Wer ein 4- oder 5-Sterne-Haus bucht, erwartet ein einwandfreies Erlebnis. Spätestens bei elementaren Hygienemängeln, wie dem völligen Fehlen von Schutzbezügen unter dem Reinen Fixleintuch, stellt sich Gästen jedoch die Frage: Wer kontrolliert diese Betriebe eigentlich und wie nachhaltig ist das Zertifikat an der Tür?
Auf Nachfrage lieferte Maria Dinböck vom Generalsekretariat der Hotelstars Union (HSU) nun klare Antworten zum Regelwerk, den Prüfintervallen und den Konsequenzen bei Verstössen.

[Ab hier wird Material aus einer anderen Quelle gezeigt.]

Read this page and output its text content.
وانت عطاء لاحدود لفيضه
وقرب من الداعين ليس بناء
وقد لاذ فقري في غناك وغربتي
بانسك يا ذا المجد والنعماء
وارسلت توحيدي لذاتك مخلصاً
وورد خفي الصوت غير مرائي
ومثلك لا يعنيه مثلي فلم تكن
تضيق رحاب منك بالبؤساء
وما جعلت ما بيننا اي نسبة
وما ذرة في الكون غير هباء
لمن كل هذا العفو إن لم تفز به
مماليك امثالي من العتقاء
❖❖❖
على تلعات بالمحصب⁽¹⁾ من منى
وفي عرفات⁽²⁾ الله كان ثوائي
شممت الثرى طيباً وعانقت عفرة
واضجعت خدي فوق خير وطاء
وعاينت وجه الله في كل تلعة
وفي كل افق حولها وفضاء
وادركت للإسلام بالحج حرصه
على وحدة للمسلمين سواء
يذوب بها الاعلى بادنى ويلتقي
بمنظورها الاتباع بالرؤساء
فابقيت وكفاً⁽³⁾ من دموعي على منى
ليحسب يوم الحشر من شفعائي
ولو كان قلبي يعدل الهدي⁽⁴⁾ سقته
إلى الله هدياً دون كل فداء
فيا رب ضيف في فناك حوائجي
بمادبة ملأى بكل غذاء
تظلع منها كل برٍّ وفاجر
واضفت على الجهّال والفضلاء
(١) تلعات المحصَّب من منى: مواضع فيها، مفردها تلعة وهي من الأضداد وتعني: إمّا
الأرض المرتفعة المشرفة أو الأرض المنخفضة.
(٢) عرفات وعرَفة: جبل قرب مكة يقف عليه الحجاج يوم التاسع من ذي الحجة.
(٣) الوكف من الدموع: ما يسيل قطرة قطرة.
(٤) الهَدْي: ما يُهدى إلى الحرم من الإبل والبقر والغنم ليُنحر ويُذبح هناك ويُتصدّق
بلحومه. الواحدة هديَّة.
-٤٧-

Reguläre Prüfungen alle ein bis drei Jahre
Wie engmaschig werden Luxushotels überprüft? In den höheren Kategorien (4 und 5 Sterne) finden vor Ort regelmässige Kontrollen statt. Die Prüfzyklen liegen hier in der Regel zwischen einem und drei Jahren.
Angekündigt vs. Überraschend: Standardmässig werden die Überprüfungsverfahren angekündigt. Den jeweiligen nationalen Mitgliedsverbänden steht es jedoch völlig frei, jederzeit auch unangekündigte Kontrollen durchzuführen, um den tatsächlichen Ist-Zustand abseits von Vorzeige-Szenarien zu prüfen.
Hygienemängel: Es droht der Entzug der Sterne
Das Fehlen von Hygiene-Basics ist kein Kavaliersdelikt. Stellt die Klassifizierungskommission bei Vor-Ort-Überprüfungen Mängel fest – etwa bei der Bettenhygiene –, greift ein klares Prozedere:
Auflagen & Fristsetzung: Dem Betrieb werden strenge Auflagen erteilt, um die Mängel umgehend zu beheben.
Nachprüfung: Werden die Forderungen nicht fristgerecht erfüllt oder fallen erneute Kontrollen negativ aus, greift die Höchststrafe.
Herabstufung oder Aberkennung: Dem Hotel wird die offiziell verliehene Sterne-Kategorie entzogen oder es wird in eine niedrigere Klasse eingestuft.
Tatsache ist: In den vergangenen zwei Jahren kam es in Österreich bereits in Einzelfällen zu solchen Herabstufungen und Aberkennungen von Sternen aufgrund anhaltender Qualitäts- oder Hygienemängel.
Was tun, wenn das Hotel Mängel ignoriert?
Gäste, die vor Ort auf eklatante Abweichungen vom zertifizierten Sterne-Standard stossen und beim Hotelmanagement auf taube Ohren stossen, sind dem nicht hilflos ausgeliefert. Die Hotelstars Union verfügt über ein offizielles Beschwerdemanagement.
Der offizielle Meldeweg: Mängel können direkt über die HSU-Website, per E-Mail oder bei den zuständigen nationalen Klassifizierungsstellen eingereicht werden.
Ausserordentliche Prüfungen: Solche Meldungen werden an die Landesstellen weitergeleitet und können – unabhängig vom regulären Turnus – eine sofortige Nachprüfung des Betriebs auslösen.
Für Reisende und Konsumenten
Sterne sind kein Freifahrtschein auf Lebenszeit. Wer Transparenz fordert und Mängel sachlich dokumentiert, setzt Mechanismen in Gang, die den Konsumentenschutz in der Hotellerie stärken. Solltest du in einem Sterne-Hotel Abweichungen feststellen, gilt: Dokumentieren, vor Ort Tacheles sprechen und im Zweifel die offizielle Meldung an die Hotelstars Union einreichen.